In fact, states didn’t start regulating abortion until the 1820s and 1830s — and largely in response to concern for the safety of the woman rather than the fetus. A Connecticut trial of a minister who had impregnated a 17-year-old and then forced her to drink poison drew the outrage of many; even so, Connecticut codified the common law. So did Mississippi. Even states that penalized abortion before quickening tended to do so lightly, pre-empting our current legal distinction of the point of viability: In New York, abortion before quickening was a misdemeanor; afterward it was a felony. By the late 1850s, 15 of 33 states still followed the common law, and 10 of these did not criminalize abortion at any stage. In states that did, enforcement was rare. All of this, the historian brief argues, “confirm that Roe’s central conclusion was correct: American history and traditions from the founding to the post-Civil War years included a woman’s ability to make decisions regarding abortion, as far as allowed by the common law.”
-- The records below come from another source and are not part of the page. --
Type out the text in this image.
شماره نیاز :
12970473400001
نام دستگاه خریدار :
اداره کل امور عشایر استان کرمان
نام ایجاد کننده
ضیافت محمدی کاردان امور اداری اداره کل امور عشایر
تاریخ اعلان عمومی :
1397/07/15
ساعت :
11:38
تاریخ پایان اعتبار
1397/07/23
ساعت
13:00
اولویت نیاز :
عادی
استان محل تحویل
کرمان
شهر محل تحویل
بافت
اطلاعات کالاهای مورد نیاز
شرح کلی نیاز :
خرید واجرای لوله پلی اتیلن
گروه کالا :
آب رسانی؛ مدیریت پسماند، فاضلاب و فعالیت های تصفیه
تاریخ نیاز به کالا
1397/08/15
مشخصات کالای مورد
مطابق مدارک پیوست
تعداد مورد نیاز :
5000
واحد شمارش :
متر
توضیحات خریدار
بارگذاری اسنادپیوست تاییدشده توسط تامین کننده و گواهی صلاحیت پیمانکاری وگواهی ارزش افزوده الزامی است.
Of course, none of this was present in Stewart’s argument because his wasn’t a legal argument at all; it was a political one. And being a political one, it followed the conservative playbook in its convenient disregard of truth and reality, in its idealization of some sort of “quintessential” America from way back when. That Scott thinks we should take this “America” as a model is either disingenuous or delusional — but it fits the conservative edict on how the present and future should be modeled on a fantasy past. In rolling back the clock on human rights, conservatives are, as usual, gunning for a version of America that never actually existed in the first place. Take heed: Thanks to them, maybe one day it will.